Figure 4. Cargo binding by IFT.

(A) Schematic presentation of the IFT-B core complex. The crystal structures of partial and complete IFT proteins are included where available and the putative cargo binding sites are indicated. Note that the exact positions of IFT27/25 and IFT52/46 on the C-terminal part of IFT74/81 are unknown. Reprinted in modified form from reference [50] with permission of the authors and journal. ©1967 Taschner et al. Journal of Cell Biology. 207:269-282. doi:10.1083/jcb.201408002.

(B) Tubulin binding site. The N-terminal domain of IFT81 forms a CH domain, which binds tubulin dimers. This interaction is stabilized by the N-terminal domain of IFT74, which is positively charged and might interact with the glutamate-rich C-terminal domain of β-tubulin [53].
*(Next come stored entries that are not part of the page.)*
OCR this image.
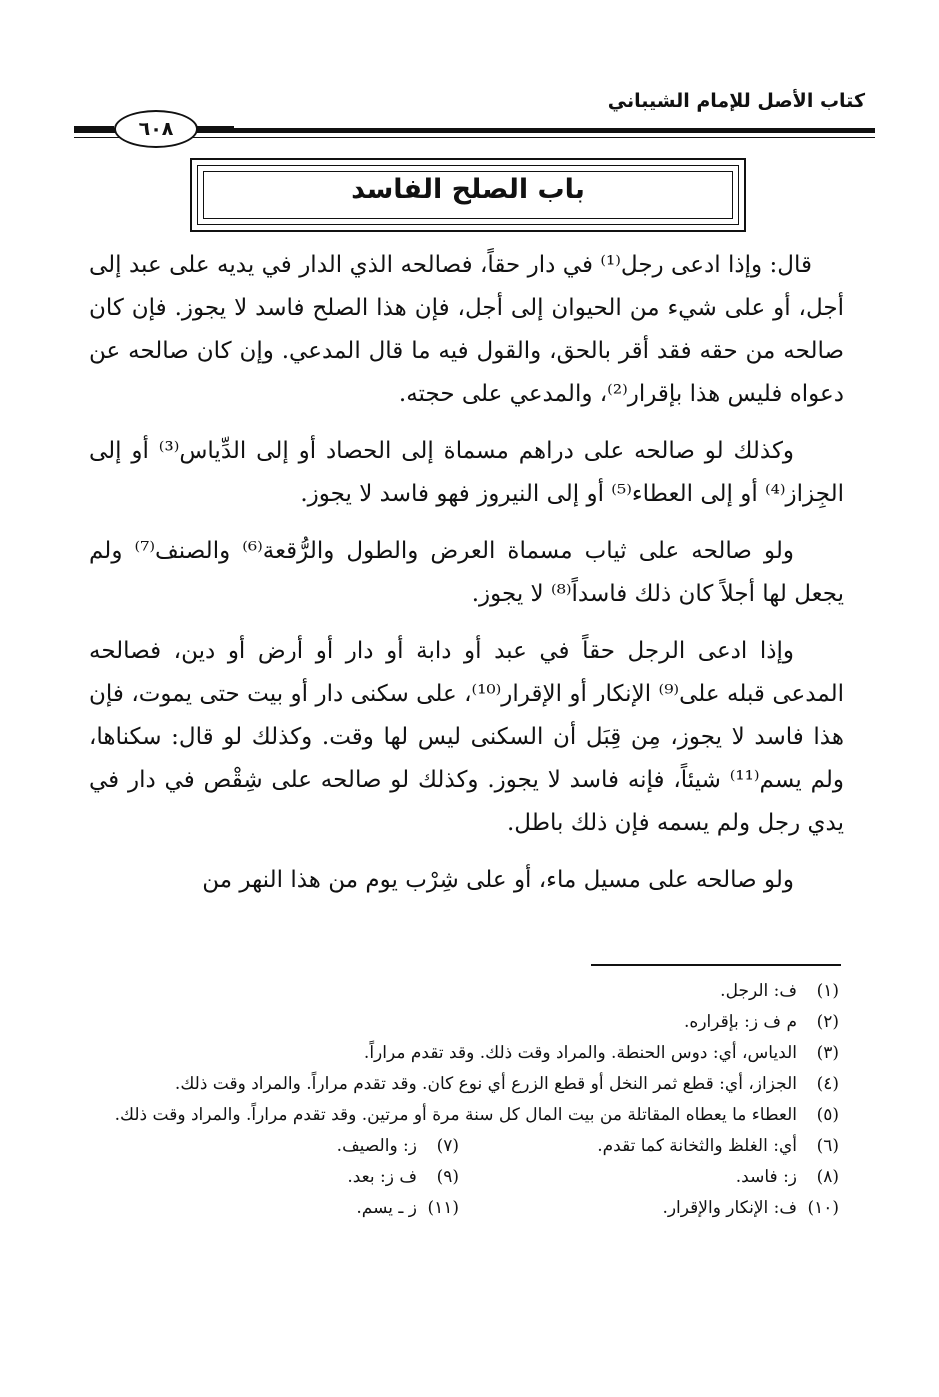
كتاب الأصل للإمام الشيباني
٦٠٨
باب الصلح الفاسد

قال: وإذا ادعى رجل⁽¹⁾ في دار حقاً، فصالحه الذي الدار في يديه على عبد إلى أجل، أو على شيء من الحيوان إلى أجل، فإن هذا الصلح فاسد لا يجوز. فإن كان صالحه من حقه فقد أقر بالحق، والقول فيه ما قال المدعي. وإن كان صالحه عن دعواه فليس هذا بإقرار⁽²⁾، والمدعي على حجته.

وكذلك لو صالحه على دراهم مسماة إلى الحصاد أو إلى الدِّياس⁽³⁾ أو إلى الجِزاز⁽⁴⁾ أو إلى العطاء⁽⁵⁾ أو إلى النيروز فهو فاسد لا يجوز.

ولو صالحه على ثياب مسماة العرض والطول والرُّقعة⁽⁶⁾ والصنف⁽⁷⁾ ولم يجعل لها أجلاً كان ذلك فاسداً⁽⁸⁾ لا يجوز.

وإذا ادعى الرجل حقاً في عبد أو دابة أو دار أو أرض أو دين، فصالحه المدعى قبله على⁽⁹⁾ الإنكار أو الإقرار⁽¹⁰⁾، على سكنى دار أو بيت حتى يموت، فإن هذا فاسد لا يجوز، مِن قِبَل أن السكنى ليس لها وقت. وكذلك لو قال: سكناها، ولم يسم⁽¹¹⁾ شيئاً، فإنه فاسد لا يجوز. وكذلك لو صالحه على شِقْص في دار في يدي رجل ولم يسمه فإن ذلك باطل.

ولو صالحه على مسيل ماء، أو على شِرْب يوم من هذا النهر من

(١)
ف: الرجل.
(٢)
م ف ز: بإقراره.
(٣)
الدياس، أي: دوس الحنطة. والمراد وقت ذلك. وقد تقدم مراراً.
(٤)
الجزاز، أي: قطع ثمر النخل أو قطع الزرع أي نوع كان. وقد تقدم مراراً. والمراد وقت ذلك.
(٥)
العطاء ما يعطاه المقاتلة من بيت المال كل سنة مرة أو مرتين. وقد تقدم مراراً. والمراد وقت ذلك.
(٦)
أي: الغلظ والثخانة كما تقدم.
(٧)
ز: والصيف.
(٨)
ز: فاسد.
(٩)
ف ز: بعد.
(١٠)
ف: الإنكار والإقرار.
(١١)
ز ـ يسم.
(C) ODA binding site. Cells expressing an N-terminally truncated IFT46 fail to assemble ODAs onto the axoneme. Mutants in ODA16p have a similar phenotype and ODA16p interacts with IFT46 suggesting that ODA16p stabilizes the interaction of IFT46 and ODAs allowing them to travel on IFT trains [87, 88].
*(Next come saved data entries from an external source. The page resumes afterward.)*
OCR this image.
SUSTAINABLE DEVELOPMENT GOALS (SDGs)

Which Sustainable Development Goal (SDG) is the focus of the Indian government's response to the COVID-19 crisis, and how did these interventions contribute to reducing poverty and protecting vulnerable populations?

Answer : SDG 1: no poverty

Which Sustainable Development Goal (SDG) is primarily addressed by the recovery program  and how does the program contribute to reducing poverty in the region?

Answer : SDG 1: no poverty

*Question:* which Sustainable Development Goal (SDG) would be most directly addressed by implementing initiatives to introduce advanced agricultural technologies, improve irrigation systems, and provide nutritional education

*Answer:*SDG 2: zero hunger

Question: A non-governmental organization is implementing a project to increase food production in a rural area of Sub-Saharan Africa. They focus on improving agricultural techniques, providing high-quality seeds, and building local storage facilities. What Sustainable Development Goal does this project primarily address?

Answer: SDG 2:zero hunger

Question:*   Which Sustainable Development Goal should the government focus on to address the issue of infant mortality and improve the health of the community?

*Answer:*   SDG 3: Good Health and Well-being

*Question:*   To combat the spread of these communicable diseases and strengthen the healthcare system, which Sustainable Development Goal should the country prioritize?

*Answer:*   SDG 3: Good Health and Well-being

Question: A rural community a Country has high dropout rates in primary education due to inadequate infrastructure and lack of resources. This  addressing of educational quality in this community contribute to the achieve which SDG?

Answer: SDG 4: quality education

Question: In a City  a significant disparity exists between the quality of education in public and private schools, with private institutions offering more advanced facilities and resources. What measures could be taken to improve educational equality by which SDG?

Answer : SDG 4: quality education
(D) BBSome binding site. Mutant analysis revealed that IFT25/27 are required for the export of BBSomes from cilia suggesting that these IFT proteins form a BBSome binding site. LZTF1 accumulates in Ift27−/− cilia but not those of Bbs−/− mutants and might mediate BBSome binding to IFT27/27. BBS3/Arl6 binds to BBS1 and recruits BBSomes to membranes [69, 103]. The BBSome might function as a cargo adapter allowing various transmembrane and membrane-associated proteins to attach to IFT for ciliary import or export [23, 49].